I crossed the river at the Prairie Du Chien bridge and made my way upstream to the cliff at Lock and Dam 9. I spent the better part of an hour without seeing a falcon. In 2006 this cliff attracted an immy female and adult male that failed to breed. In 2007 this cliff attracted a new immy female and adult male that produced two young falcons. One died after being bumped from the small ledge by the adult female. In 2008 this cliff attracted an adult female falcon and immature male falcon that failed to breed. So far in several visits this spring I have not seen a falcon.

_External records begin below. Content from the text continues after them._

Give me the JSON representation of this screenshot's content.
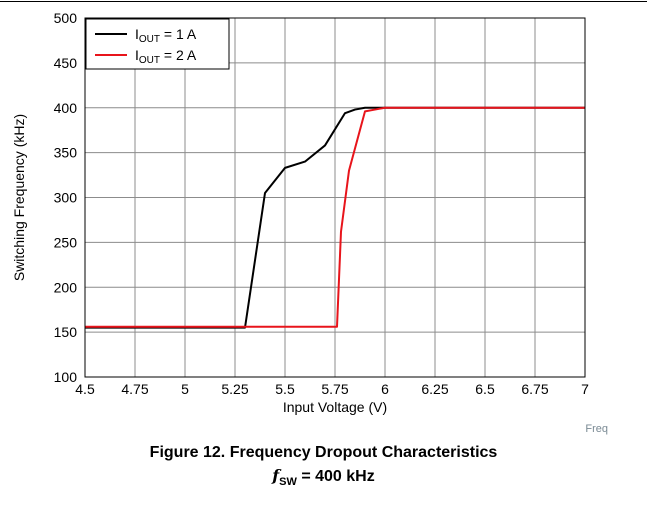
{
  "caption": {
    "figure_title": "Figure 12. Frequency Dropout Characteristics",
    "subtitle_symbol": "f",
    "subtitle_subscript": "SW",
    "subtitle_rest": " = 400 kHz"
  },
  "credit": "Freq",
  "chart_data": {
    "type": "line",
    "xlabel": "Input Voltage (V)",
    "ylabel": "Switching Frequency (kHz)",
    "xlim": [
      4.5,
      7
    ],
    "ylim": [
      100,
      500
    ],
    "x_ticks": [
      4.5,
      4.75,
      5,
      5.25,
      5.5,
      5.75,
      6,
      6.25,
      6.5,
      6.75,
      7
    ],
    "x_tick_labels": [
      "4.5",
      "4.75",
      "5",
      "5.25",
      "5.5",
      "5.75",
      "6",
      "6.25",
      "6.5",
      "6.75",
      "7"
    ],
    "y_ticks": [
      100,
      150,
      200,
      250,
      300,
      350,
      400,
      450,
      500
    ],
    "y_tick_labels": [
      "100",
      "150",
      "200",
      "250",
      "300",
      "350",
      "400",
      "450",
      "500"
    ],
    "grid": true,
    "legend_position": "top-left",
    "series": [
      {
        "name_main": "I",
        "name_sub": "OUT",
        "name_rest": " = 1 A",
        "color": "#000000",
        "x": [
          4.5,
          5.3,
          5.4,
          5.5,
          5.6,
          5.7,
          5.8,
          5.85,
          5.9,
          6.0,
          7.0
        ],
        "y": [
          155,
          155,
          305,
          333,
          340,
          358,
          394,
          398,
          400,
          400,
          400
        ]
      },
      {
        "name_main": "I",
        "name_sub": "OUT",
        "name_rest": " = 2 A",
        "color": "#e8141b",
        "x": [
          4.5,
          5.76,
          5.78,
          5.82,
          5.9,
          5.95,
          6.0,
          7.0
        ],
        "y": [
          156,
          156,
          262,
          330,
          396,
          398,
          400,
          400
        ]
      }
    ]
  }
}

I headed upstream to visit the Lynxville, WI cliffs, determined to locate the chosen cliff and nest location. I first parked down below Larson’s Bluff and did not see any falcon activity for a long time. I then drove to the upstream cliff and positioned myself so that I could see both cliff walls. After about 30 minutes I saw my first falcon. I found a place to park my car, grabbed the scope and made my way across two railroad tracks, determined to nail down the nesting location. It is apparent why the cliff attracts falcons - it is quite large and directly overlooks the water.
I located an adult female falcon perched in a dead snag with a huge crop. So large I don’t think she could see her toes. After about 30 minutes an adult male flew in with a grackle in his talons and landed about five feet directly above the female. He proceeded to pluck his prey and feathers were flying. The adult female appeared to be dozing. I could see a purple band on the adult male right leg and a b/g band on his left. The dozing female had a branch blocking most the view of her legs, but I did see purple on her right leg. After so many cliff sites that have failed already this year it is rewarding to see this pair of falcons that look promising for production once again.
I crossed back over the river at the Lansing, IA bridge and made my way to Dead Cow Bluff where we mounted a nest box several years ago. This is the first year that I have not seen a falcon visit this nest box. With a scope you can see the poorly constructed fence running the top of this bluff. Hence the unusual name.
The Lansing power plant falcons will be a cliff nesting pair from now on. We removed the nest box from up on the stack owing to stack emission monitoring now taking place where the nest box was mounted. There is a huge construction effort taking place at this plant that will prevent us from using the back side of the plant to view the cliff. I’m hoping that in a week or so, we can access the stack elevator to get a good look at the cliff face and determine where the falcons are nesting this season.
In closing, it is apparent that our cliff numbers will be down this year. We have witnessed growth of the river cliff nesting population for the last nine years. However, it does look like our numbers will be down in 2009. Can only hope that this year is an aberration.
I have plans for another river survey later this week.